Well, today is the day! It is day -7, my first day of chemo. I am anxiously awaiting the nurse to come in and start my Cytoxan IV wondering what my reaction to it will be. It has been a rough road up to this point. I went to the emergency room last Friday due to extreme chills, worse headache I have ever had in my life and a fever of 103. Not to mention a Hgb of 4.4 when I got there. I got 5 units of blood on Saturday and Sunday morning my Hgb was only 5.9! What the heck? I was put on a multiple antibiotic regimen as the doctors thought I had some sort of infection with the fevers but blood cultures showed nothing. So I was shipped to my transplant hospital a little early again with a Hgb of 4.4. So I was given another 4 units of blood but this time with prednisone with it and my level rose to 7.6 this time. I’m still awaiting lab results from this morning to see if it is stable. Well an hour to go before I start my chemo so I am going to try to get a quick shower in and maybe a light breakfast. I will update soon.

Chris in Wi

[Chris B.]

I had my pre-transplant work up on Monday. What a long day…and night it was! I was admitted to the hospital after my tests were done of course because My Hgb was low. I just had 3 units on Saturday and on Monday it dropped back to 6.2. So Monday night I had 2 units in the hospital and tomorrow I will be getting another 3 units. Ugh! Sure am looking forward to the transplant! I did find out my donor is not from the United States and is young and healthy so that’s good. Two more weeks to wait!

Chris in WI

[Chris B.]

I had my counts checked today and my Hgb has dropped to 6.1 now. I will be getting another transfusion tomorrow. I really don’t think these tranfusions are doing much good. I have been having some very intense headaches in the last few days as well as being extremely lightheaded and dizzy just from walking around the house. I called my Transplant Dr today, he sounded concerned but only thing he could offer is to talk to the transplant coordinator and see if she can get the donor to agree to an earlier date.
My origininal dx was RARS-T with +8 chromosome abberation.
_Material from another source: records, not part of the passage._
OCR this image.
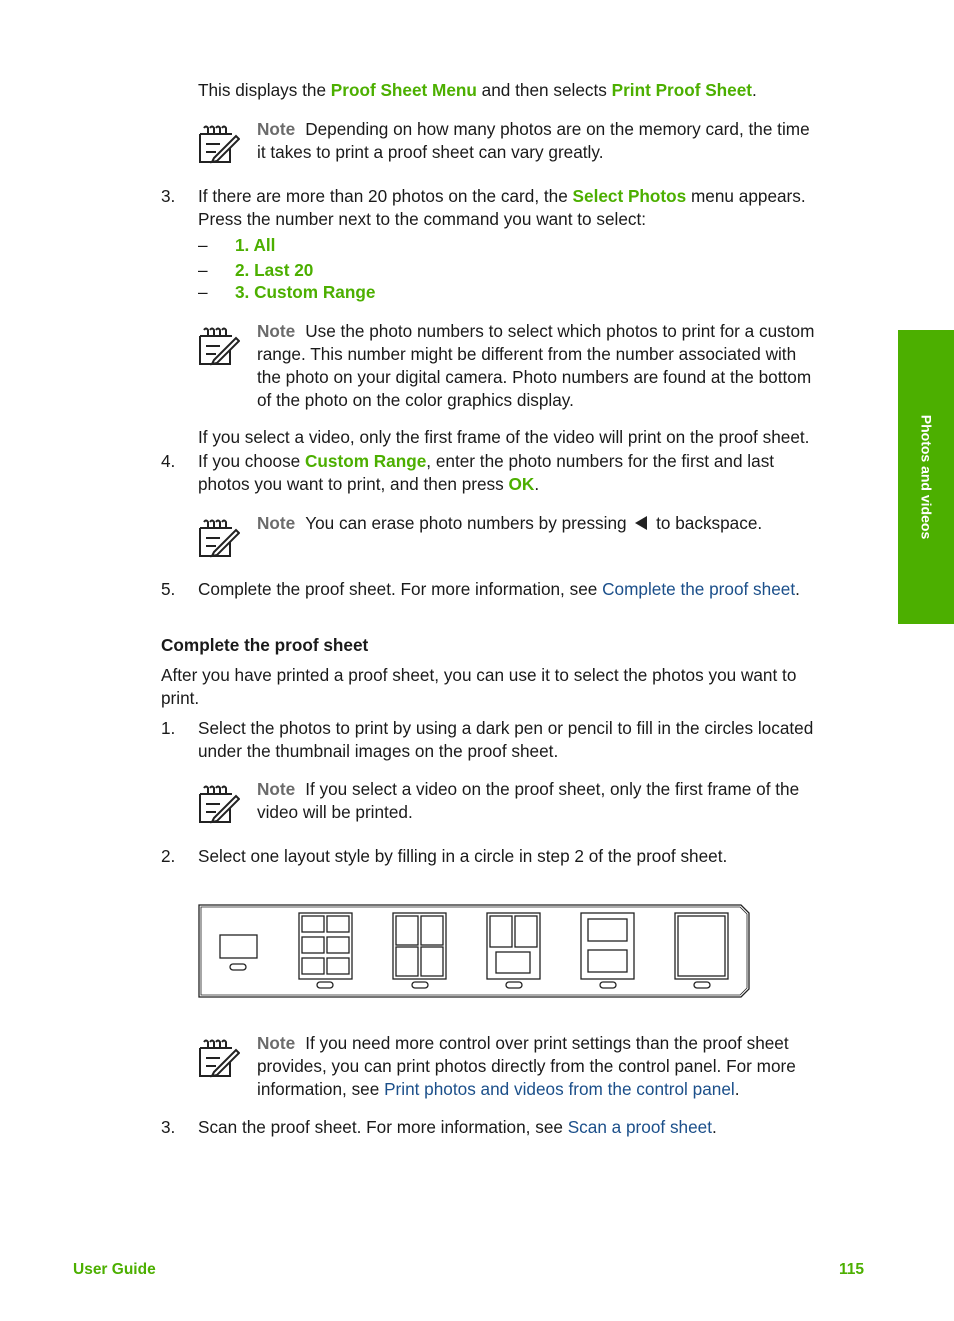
This displays the Proof Sheet Menu and then selects Print Proof Sheet.
Note Depending on how many photos are on the memory card, the time
it takes to print a proof sheet can vary greatly.
3. If there are more than 20 photos on the card, the Select Photos menu appears.
Press the number next to the command you want to select:
– 1. All
– 2. Last 20
– 3. Custom Range
Note Use the photo numbers to select which photos to print for a custom
range. This number might be different from the number associated with
the photo on your digital camera. Photo numbers are found at the bottom
of the photo on the color graphics display.
If you select a video, only the first frame of the video will print on the proof sheet.
4. If you choose Custom Range, enter the photo numbers for the first and last
photos you want to print, and then press OK.
Note You can erase photo numbers by pressing  to backspace.
5. Complete the proof sheet. For more information, see Complete the proof sheet.
Complete the proof sheet
After you have printed a proof sheet, you can use it to select the photos you want to
print.
1. Select the photos to print by using a dark pen or pencil to fill in the circles located
under the thumbnail images on the proof sheet.
Note If you select a video on the proof sheet, only the first frame of the
video will be printed.
2. Select one layout style by filling in a circle in step 2 of the proof sheet.
Note If you need more control over print settings than the proof sheet
provides, you can print photos directly from the control panel. For more
information, see Print photos and videos from the control panel.
3. Scan the proof sheet. For more information, see Scan a proof sheet.
Photos and videos
User Guide	115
After the second BMB, he said the percentage of blasts increased slightly but he didn’t give me a number

Chris in WI

[Chris B.]

My PICC line insertion went well. Can hardly tell it’s in there. The IV therapy nurses will be happy to see it in there when I get my next transfusion. My pre transplant chemo consists of Cytoxan and total body irradiation. Thanks for the advice about working. I called in for the weekend and Monday and will see My Dr on Tuesday. I will then ask him to take me off work until after transplant recovery. That’s all I need is to have a heart attack or something before my BMT.

Chris in WI

[Chris B.]

I am going to have a PICC line inserted tomorrow and while I’m there I will ask for a CBC to be drawn just to see where I am two days after transfusion. I think I am low already as I tried to work today and I was so light-headed I had to come home. I’m just going to ask my doctor to take me off work until after my transplant cause I just can’t do it anymore. Maybe if they would give me more than two units at a time I would be more functional. The date for my BMT is now 3/4/11. I am suppose to be admitted on 2/24/11. I wonder if this is a mistake cause I haven’t heard of being in the hospital for that long prior to transplant. The most I have heard is like 6 or 7 days. I guess I will find out for sure when I see my transplant Dr. on 2/7/11 for my Pre-transplant work up. I will keep you posted. Thank-you for all the support!

Chris in WI

[Chris B.]

Ok, I just got back from the hospital after having ANOTHER transfusion. Before my last transfusion on Jan 13th my Hgb was 7.1. In just 5 days my Hgb dropped back down to 6.9. My veins have all but disappeared. I had five nurses poke me eight times today before the last one finally found a vein. Before the next transfusion, probably in about 5-6 days they are going to insert a PICC line since this is happening so often. I am getting frustrated and kind of worried about this rapid drop in my blood counts. MY BMT can’t come soon enough!

Chris in WI

[Chris B.]

Thanks Mary for the advice. Was supposed to have another transfusion today but I got a call from the hospital that they couldn’t match my blood at the blood bank. This is disheartening because my Hgb dropped down to 7.1 after only 12 days since my last transfusion. I have to go back today to get typed and crossed again so hopefully tomorrow I will be able to get the transfusion.

Chris in WI

[Chris B.]

Good news today! My transplant is scheduled for the week of Feb 14th. Now I have about a month to get all my ducks in a row!

Chris in WI

[Chris B.]

Thanks Mary for that info. I’m told at my work that after my 500 hours of sick leave are used up I will be responsible for the entire premium which may be between eight and nine hundred per month. I don’t think I can swing that being on income continuation insurance which only pays 75 percent of my wages. So I Was wondering if anyone else had to go on disability during their recovery.

Chris in WI

[Chris B.]

Got word from my doctor that my 2nd BMB was similar to the first with a little increase in the percentage of blasts. He said to be patient until the donor is in place. In the meantime, I will get a CBC every two weeks and transfusions as needed. I’m ok working as long as I don’t have to exert myself too much. If there is anybody who was still working at the time of their BMT, were you able to keep your insurance at work or did you have to apply for SSID?

Chris in WI

[Chris B.]

My transplant Dr said the results of the BMB will be back in about a week and he says after I have all my organ function testing done the transplant should take place in January some time but then I talked to the transplant coordinator and she said doc is a little ahead of himself and if everything works out we are looking at February to Mid March. Of course if it is more aggressive they will do everything possible to expedite the process. I have alot of support from family, friends, co-workers and of course everyone on this forum and I appreciate all of it! Thanks!

Chris in WI

[Chris B.]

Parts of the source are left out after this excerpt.